The investment relations people at Global Crossing (www.globalcrossing.com) have to be crazy-busy this week.  Just before announcing its third quarter 2010 results, the company announced it was acquiring global video services provider Genesis Networks.

Global Crossing is picking up Genesis for about $27 million, including covering $15 million in debt.   Genesis is described as an “innovator in high-performance, rich-media and video-based solutions serving the world’s major broadcasters, producers, and aggregators of specialized programming.”

CEO John Legere said buying Genesis was a strategic acquisition for the company, getting it into the ability to add new and different value-added solutions for video requirements. Genesis assets includes a network stretching across 70 cities on five continents and linking international media centers through 225 on-net locations. 
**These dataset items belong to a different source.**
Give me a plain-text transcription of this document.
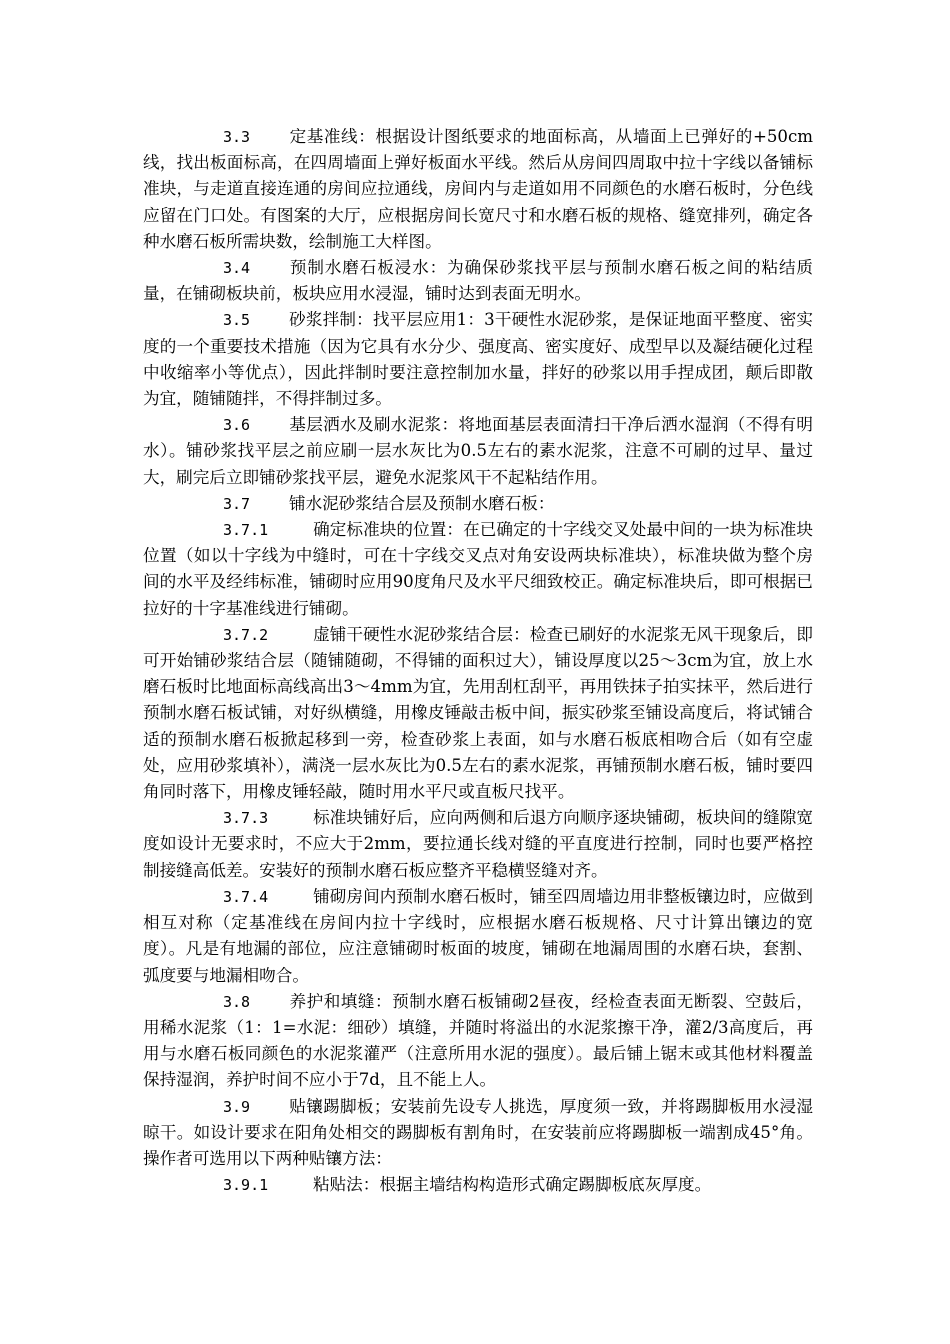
3.3 定基准线：根据设计图纸要求的地面标高，从墙面上已弹好的+50cm线，找出板面标高，在四周墙面上弹好板面水平线。然后从房间四周取中拉十字线以备铺标准块，与走道直接连通的房间应拉通线，房间内与走道如用不同颜色的水磨石板时，分色线应留在门口处。有图案的大厅，应根据房间长宽尺寸和水磨石板的规格、缝宽排列，确定各种水磨石板所需块数，绘制施工大样图。

3.4 预制水磨石板浸水：为确保砂浆找平层与预制水磨石板之间的粘结质量，在铺砌板块前，板块应用水浸湿，铺时达到表面无明水。

3.5 砂浆拌制：找平层应用1：3干硬性水泥砂浆，是保证地面平整度、密实度的一个重要技术措施（因为它具有水分少、强度高、密实度好、成型早以及凝结硬化过程中收缩率小等优点），因此拌制时要注意控制加水量，拌好的砂浆以用手捏成团，颠后即散为宜，随铺随拌，不得拌制过多。

3.6 基层洒水及刷水泥浆：将地面基层表面清扫干净后洒水湿润（不得有明水）。铺砂浆找平层之前应刷一层水灰比为0.5左右的素水泥浆，注意不可刷的过早、量过大，刷完后立即铺砂浆找平层，避免水泥浆风干不起粘结作用。

3.7 铺水泥砂浆结合层及预制水磨石板：

3.7.1	确定标准块的位置：在已确定的十字线交叉处最中间的一块为标准块位置（如以十字线为中缝时，可在十字线交叉点对角安设两块标准块），标准块做为整个房间的水平及经纬标准，铺砌时应用90度角尺及水平尺细致校正。确定标准块后，即可根据已拉好的十字基准线进行铺砌。

3.7.2	虚铺干硬性水泥砂浆结合层：检查已刷好的水泥浆无风干现象后，即可开始铺砂浆结合层（随铺随砌，不得铺的面积过大），铺设厚度以25～3cm为宜，放上水磨石板时比地面标高线高出3～4mm为宜，先用刮杠刮平，再用铁抹子拍实抹平，然后进行预制水磨石板试铺，对好纵横缝，用橡皮锤敲击板中间，振实砂浆至铺设高度后，将试铺合适的预制水磨石板掀起移到一旁，检查砂浆上表面，如与水磨石板底相吻合后（如有空虚处，应用砂浆填补），满浇一层水灰比为0.5左右的素水泥浆，再铺预制水磨石板，铺时要四角同时落下，用橡皮锤轻敲，随时用水平尺或直板尺找平。

3.7.3	标准块铺好后，应向两侧和后退方向顺序逐块铺砌，板块间的缝隙宽度如设计无要求时，不应大于2mm，要拉通长线对缝的平直度进行控制，同时也要严格控制接缝高低差。安装好的预制水磨石板应整齐平稳横竖缝对齐。

3.7.4	铺砌房间内预制水磨石板时，铺至四周墙边用非整板镶边时，应做到相互对称（定基准线在房间内拉十字线时，应根据水磨石板规格、尺寸计算出镶边的宽度）。凡是有地漏的部位，应注意铺砌时板面的坡度，铺砌在地漏周围的水磨石块，套割、弧度要与地漏相吻合。

3.8 养护和填缝：预制水磨石板铺砌2昼夜，经检查表面无断裂、空鼓后，用稀水泥浆（1：1=水泥：细砂）填缝，并随时将溢出的水泥浆擦干净，灌2/3高度后，再用与水磨石板同颜色的水泥浆灌严（注意所用水泥的强度）。最后铺上锯末或其他材料覆盖保持湿润，养护时间不应小于7d，且不能上人。

3.9 贴镶踢脚板；安装前先设专人挑选，厚度须一致，并将踢脚板用水浸湿晾干。如设计要求在阳角处相交的踢脚板有割角时，在安装前应将踢脚板一端割成45°角。操作者可选用以下两种贴镶方法：

3.9.1	粘贴法：根据主墙结构构造形式确定踢脚板底灰厚度。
Customer of Genesis comprise “some of the most recognizable broadcast and program distributors in the world, including leading sports networks, news broadcasters, sports rights holders, news agencies and international broadcasters.”  Secret sauce of the company includes its proprietary IRIS customer interface to give customers direct access and control over their global media distribution network; ther’s also a super-duper NOC in Manhattan to manage and monitor the global video network.

As for the third quarter 2010 results, Global Crossing announced consolidated revenue of $648 million, a sequential increase of 3 percent as reported, “invest and grow” revenue of $568 million, OIBDA of $109 million – a sequential increase of 17 percent as reported, and free cash flow use of $1 million, an improvement of $12 million sequentially.  Accountants will note that OIDBA and free cash flow are not GAAP (Generally Accepted Accounting Principle) measurements.